坂本は一つ咳払いをし、胡座をかいていた足を正座に変える。
そして目を見開いて自分を見つめる梨乃に気まずそうに目線をやると、これまた気まずそうに言葉を紡ぎ始めた。
「……わしには、おんしに過去を話してしもうた後が明るいもんとは思えんじゃき……」
梨乃の心には驚きという感情すらない。目は見開いているが、それ相応の感情が見つからないのだ。
坂本は一旦言葉を区切った後、再び気まずそうに口を開く。
「……おんしは何があろうと新選組に居るべき人間。自分の過去なんぞ、気にせんのが良いぜよ…」
出来る限り梨乃を救うような言の葉を選んだ坂本。ありったけの知識を総動員させ、梨乃を慰めるように言った。
ーーーー当の梨乃は俯いていて顔は見えない。敢えて坂本に自分の顔を見せないようにしているのだ。

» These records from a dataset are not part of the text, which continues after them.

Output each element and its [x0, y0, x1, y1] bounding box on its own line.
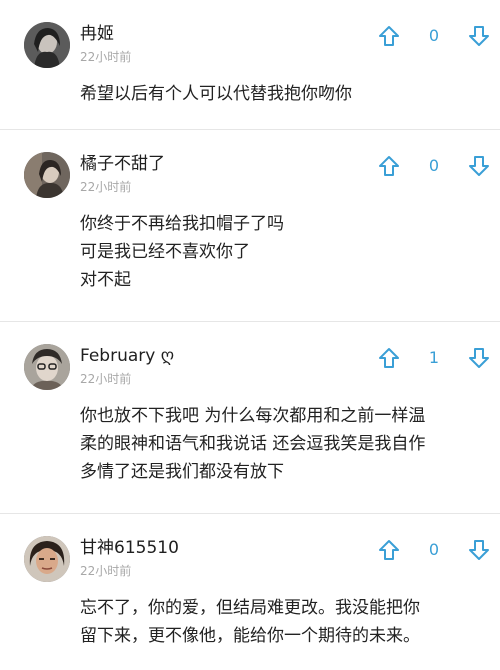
downvote-arrow-icon — [469, 348, 489, 368]
comment-time: 22小时前 — [80, 50, 132, 64]
upvote-button[interactable] — [378, 346, 400, 370]
username[interactable]: February ღ — [80, 346, 174, 366]
comment-text-line: 忘不了，你的爱，但结局难更改。我没能把你 — [80, 598, 420, 618]
username[interactable]: 冉姬 — [80, 24, 114, 44]
avatar[interactable] — [24, 152, 70, 198]
avatar[interactable] — [24, 536, 70, 582]
downvote-button[interactable] — [468, 538, 490, 562]
vote-count: 0 — [428, 540, 440, 559]
vote-count: 1 — [428, 348, 440, 367]
downvote-arrow-icon — [469, 156, 489, 176]
comment-time: 22小时前 — [80, 180, 132, 194]
comment-text: 你也放不下我吧 为什么每次都用和之前一样温 柔的眼神和语气和我说话 还会逗我笑是… — [80, 402, 480, 486]
comment-text: 忘不了，你的爱，但结局难更改。我没能把你 留下来，更不像他，能给你一个期待的未来… — [80, 594, 480, 650]
username[interactable]: 橘子不甜了 — [80, 154, 165, 174]
comment-time: 22小时前 — [80, 564, 132, 578]
upvote-button[interactable] — [378, 154, 400, 178]
comment-text: 你终于不再给我扣帽子了吗 可是我已经不喜欢你了 对不起 — [80, 210, 480, 294]
comment-text-line: 你也放不下我吧 为什么每次都用和之前一样温 — [80, 406, 426, 426]
upvote-arrow-icon — [379, 26, 399, 46]
downvote-arrow-icon — [469, 26, 489, 46]
upvote-button[interactable] — [378, 538, 400, 562]
downvote-button[interactable] — [468, 154, 490, 178]
avatar[interactable] — [24, 344, 70, 390]
downvote-arrow-icon — [469, 540, 489, 560]
comment-text-line: 希望以后有个人可以代替我抱你吻你 — [80, 84, 352, 104]
upvote-arrow-icon — [379, 156, 399, 176]
upvote-arrow-icon — [379, 540, 399, 560]
comment-text-line: 你终于不再给我扣帽子了吗 — [80, 214, 284, 234]
comment-text-line: 对不起 — [80, 270, 131, 290]
upvote-arrow-icon — [379, 348, 399, 368]
comment-time: 22小时前 — [80, 372, 132, 386]
comment-text-line: 留下来，更不像他，能给你一个期待的未来。 — [80, 626, 420, 646]
comment-item: 橘子不甜了 22小时前 0 你终于不再给我扣帽子了吗 可是我已经不喜欢你了 对不… — [0, 130, 500, 322]
downvote-button[interactable] — [468, 346, 490, 370]
comment-text-line: 多情了还是我们都没有放下 — [80, 462, 284, 482]
vote-count: 0 — [428, 156, 440, 175]
comment-item: February ღ 22小时前 1 你也放不下我吧 为什么每次都用和之前一样温… — [0, 322, 500, 514]
comment-item: 甘神615510 22小时前 0 忘不了，你的爱，但结局难更改。我没能把你 留下… — [0, 514, 500, 670]
downvote-button[interactable] — [468, 24, 490, 48]
upvote-button[interactable] — [378, 24, 400, 48]
comment-text: 希望以后有个人可以代替我抱你吻你 — [80, 80, 480, 108]
comment-text-line: 可是我已经不喜欢你了 — [80, 242, 250, 262]
comment-text-line: 柔的眼神和语气和我说话 还会逗我笑是我自作 — [80, 434, 426, 454]
username[interactable]: 甘神615510 — [80, 538, 179, 558]
avatar[interactable] — [24, 22, 70, 68]
comment-item: 冉姬 22小时前 0 希望以后有个人可以代替我抱你吻你 — [0, 0, 500, 130]
vote-count: 0 — [428, 26, 440, 45]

だが、彼女が今どんな顔をしているのかは、手のひらでギュッと掴んだ袷が物語っている。
梨乃の肩は少し震えていて、泣いているようにも見えるし、怒っているようにも見える。
だがきっと悔しさを感じているのは共通だろう。……一番悩み苦しんでいるのは、彼女なのだから。
坂本には掛けてやれる言葉すら見当たらない。それどころかどうすれば良いのかも彼には分からないのだ。
ただ一つ言えるのは、今梨乃に何を言っても傷を抉るだけだと言うこと。